As reported in The Lawyer last week (7 April), UK firm Clifford Chance and US firm Kirkland & Ellis have both published opinions arguing the benefits and pitfalls of loan buybacks.
The UK and US legal markets are now divided on the issue as more loan buyback deals look set to hit the market.
The credit crunch has placed banks and borrowers under tremendous strain since last summer, creating a new environment in which banks are desperately attempting to sell debt.

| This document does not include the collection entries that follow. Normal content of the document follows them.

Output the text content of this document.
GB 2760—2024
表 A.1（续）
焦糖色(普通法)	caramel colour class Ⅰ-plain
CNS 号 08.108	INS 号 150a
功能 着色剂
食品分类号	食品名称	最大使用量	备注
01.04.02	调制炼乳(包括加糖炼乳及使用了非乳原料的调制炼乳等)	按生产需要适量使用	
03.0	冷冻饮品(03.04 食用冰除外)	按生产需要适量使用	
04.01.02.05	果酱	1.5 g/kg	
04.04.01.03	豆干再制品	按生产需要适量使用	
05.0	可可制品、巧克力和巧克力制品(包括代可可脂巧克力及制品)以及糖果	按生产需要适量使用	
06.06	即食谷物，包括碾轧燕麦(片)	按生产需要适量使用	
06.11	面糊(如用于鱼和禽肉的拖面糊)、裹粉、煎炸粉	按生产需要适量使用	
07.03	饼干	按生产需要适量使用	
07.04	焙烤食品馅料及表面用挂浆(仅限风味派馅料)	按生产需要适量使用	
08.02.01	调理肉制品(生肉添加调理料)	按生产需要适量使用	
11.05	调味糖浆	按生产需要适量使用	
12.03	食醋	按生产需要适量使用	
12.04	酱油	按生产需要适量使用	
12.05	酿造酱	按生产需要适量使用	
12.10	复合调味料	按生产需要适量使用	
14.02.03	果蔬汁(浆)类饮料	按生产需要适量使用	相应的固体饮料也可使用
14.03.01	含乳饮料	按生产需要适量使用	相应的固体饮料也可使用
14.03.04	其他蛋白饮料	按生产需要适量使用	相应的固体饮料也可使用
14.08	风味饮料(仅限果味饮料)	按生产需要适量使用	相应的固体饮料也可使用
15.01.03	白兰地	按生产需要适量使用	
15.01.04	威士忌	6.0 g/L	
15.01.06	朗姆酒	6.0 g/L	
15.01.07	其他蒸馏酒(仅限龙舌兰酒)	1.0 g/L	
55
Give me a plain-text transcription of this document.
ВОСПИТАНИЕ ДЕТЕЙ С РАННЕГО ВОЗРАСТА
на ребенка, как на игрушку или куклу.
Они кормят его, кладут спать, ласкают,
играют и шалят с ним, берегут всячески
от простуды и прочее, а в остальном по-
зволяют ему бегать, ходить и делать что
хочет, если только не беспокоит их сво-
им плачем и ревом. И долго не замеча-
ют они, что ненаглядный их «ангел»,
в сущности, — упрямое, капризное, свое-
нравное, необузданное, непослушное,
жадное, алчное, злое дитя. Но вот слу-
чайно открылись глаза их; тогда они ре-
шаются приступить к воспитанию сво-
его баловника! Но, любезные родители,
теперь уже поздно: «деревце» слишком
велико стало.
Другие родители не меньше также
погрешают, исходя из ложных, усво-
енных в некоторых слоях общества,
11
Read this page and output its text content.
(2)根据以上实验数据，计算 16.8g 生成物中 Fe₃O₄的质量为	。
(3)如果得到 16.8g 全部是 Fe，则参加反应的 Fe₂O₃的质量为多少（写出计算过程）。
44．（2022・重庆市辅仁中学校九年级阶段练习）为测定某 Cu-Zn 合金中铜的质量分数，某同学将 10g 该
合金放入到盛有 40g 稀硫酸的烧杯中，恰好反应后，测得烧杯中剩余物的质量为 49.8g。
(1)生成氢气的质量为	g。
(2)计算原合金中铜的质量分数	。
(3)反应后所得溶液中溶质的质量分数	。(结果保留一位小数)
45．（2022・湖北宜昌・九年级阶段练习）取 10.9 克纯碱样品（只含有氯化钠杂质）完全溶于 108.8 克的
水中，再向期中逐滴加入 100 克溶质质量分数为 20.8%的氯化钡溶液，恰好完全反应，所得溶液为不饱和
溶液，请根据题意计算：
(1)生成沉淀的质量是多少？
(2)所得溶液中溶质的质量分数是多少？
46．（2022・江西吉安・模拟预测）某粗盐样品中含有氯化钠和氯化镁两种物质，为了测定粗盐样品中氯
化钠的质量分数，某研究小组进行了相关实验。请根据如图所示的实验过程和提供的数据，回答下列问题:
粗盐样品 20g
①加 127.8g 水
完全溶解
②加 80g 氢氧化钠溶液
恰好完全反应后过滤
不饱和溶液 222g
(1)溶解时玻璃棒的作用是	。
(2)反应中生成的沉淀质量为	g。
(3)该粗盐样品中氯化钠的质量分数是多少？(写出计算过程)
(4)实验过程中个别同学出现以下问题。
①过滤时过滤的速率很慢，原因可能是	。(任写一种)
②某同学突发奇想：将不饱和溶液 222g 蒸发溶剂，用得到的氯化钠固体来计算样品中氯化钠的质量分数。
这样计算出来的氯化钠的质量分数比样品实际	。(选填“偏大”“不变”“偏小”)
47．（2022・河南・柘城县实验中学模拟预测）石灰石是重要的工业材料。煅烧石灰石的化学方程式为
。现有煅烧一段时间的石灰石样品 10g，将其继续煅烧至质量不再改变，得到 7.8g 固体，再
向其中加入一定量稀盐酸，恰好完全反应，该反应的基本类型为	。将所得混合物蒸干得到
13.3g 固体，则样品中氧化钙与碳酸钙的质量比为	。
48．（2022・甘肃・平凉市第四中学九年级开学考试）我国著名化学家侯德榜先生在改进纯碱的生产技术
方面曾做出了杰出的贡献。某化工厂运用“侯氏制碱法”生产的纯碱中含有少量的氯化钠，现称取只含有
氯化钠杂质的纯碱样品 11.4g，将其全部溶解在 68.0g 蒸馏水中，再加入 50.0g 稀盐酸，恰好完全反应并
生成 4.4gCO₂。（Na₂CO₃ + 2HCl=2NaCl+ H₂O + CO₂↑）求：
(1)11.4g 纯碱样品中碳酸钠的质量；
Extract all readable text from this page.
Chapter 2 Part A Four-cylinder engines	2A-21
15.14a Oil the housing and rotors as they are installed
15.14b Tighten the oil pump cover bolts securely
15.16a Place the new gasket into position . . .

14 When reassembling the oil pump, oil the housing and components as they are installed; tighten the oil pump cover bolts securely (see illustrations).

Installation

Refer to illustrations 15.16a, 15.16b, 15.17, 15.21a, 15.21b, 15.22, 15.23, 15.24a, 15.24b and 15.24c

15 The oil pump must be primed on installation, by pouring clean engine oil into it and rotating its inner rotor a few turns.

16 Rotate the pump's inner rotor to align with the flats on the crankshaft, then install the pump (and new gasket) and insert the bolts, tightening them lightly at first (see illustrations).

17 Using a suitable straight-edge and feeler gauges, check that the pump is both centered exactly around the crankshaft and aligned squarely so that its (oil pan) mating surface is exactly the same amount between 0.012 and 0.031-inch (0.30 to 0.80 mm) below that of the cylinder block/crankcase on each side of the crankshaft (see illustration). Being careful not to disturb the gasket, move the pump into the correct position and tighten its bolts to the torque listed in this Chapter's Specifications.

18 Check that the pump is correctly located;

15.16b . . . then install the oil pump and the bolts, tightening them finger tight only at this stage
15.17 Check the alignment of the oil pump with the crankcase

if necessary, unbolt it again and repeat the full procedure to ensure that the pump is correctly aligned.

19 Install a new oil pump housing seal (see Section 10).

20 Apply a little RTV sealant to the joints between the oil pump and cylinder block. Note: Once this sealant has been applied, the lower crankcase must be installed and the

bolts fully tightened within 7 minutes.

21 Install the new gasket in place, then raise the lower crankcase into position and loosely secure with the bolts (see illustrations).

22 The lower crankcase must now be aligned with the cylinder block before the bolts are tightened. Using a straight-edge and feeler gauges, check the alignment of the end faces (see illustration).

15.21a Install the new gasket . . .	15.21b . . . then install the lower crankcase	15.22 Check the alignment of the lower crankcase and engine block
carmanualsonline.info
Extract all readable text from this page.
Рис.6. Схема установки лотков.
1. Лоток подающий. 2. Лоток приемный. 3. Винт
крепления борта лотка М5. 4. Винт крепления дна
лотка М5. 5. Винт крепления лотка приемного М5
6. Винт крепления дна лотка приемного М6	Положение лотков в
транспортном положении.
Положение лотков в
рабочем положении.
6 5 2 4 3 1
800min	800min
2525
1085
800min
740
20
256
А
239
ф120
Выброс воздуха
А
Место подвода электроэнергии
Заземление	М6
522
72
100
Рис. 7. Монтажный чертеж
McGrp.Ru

At the same time, borrowers are attracted by the cheaper price of debt on the secondary market.
In January this year Credit Suisse sold off $1bn (£507.88m) of its loan book associated with the $27.8bn (£14.12bn) acquisition of US company and Latham & Watkins client Harrah's Entertainment by private equity houses Apollo Management and Texas Pacific Group.
Credit Suisse, which was part of a Cahill-advised bank syndicate including Bank of America, Citigroup, Deutsche Bank, JPMorgan and Merrill Lynch, sold a portion of this debt ahead of the syndicate's agreed schedule.
This deal, as well as angering other banks in the syndicate, set a precedent for lenders seeking to offload their debt books. The prospect of the borrowers themselves entering into debt buyback arrangements with specific lenders in a syndicate instantly became controversial.
According ;to ;the ;lender community and its advisers at firms such as Clifford Chance, loan buybacks are prohibited by the Loan Market Association (LMA). From the sponsors' point of view, however, they are valid. Allen & Overy partner Tim Polglase said: "Our position is rather less forthright. It all comes down to what the loan documents on any particular deal say."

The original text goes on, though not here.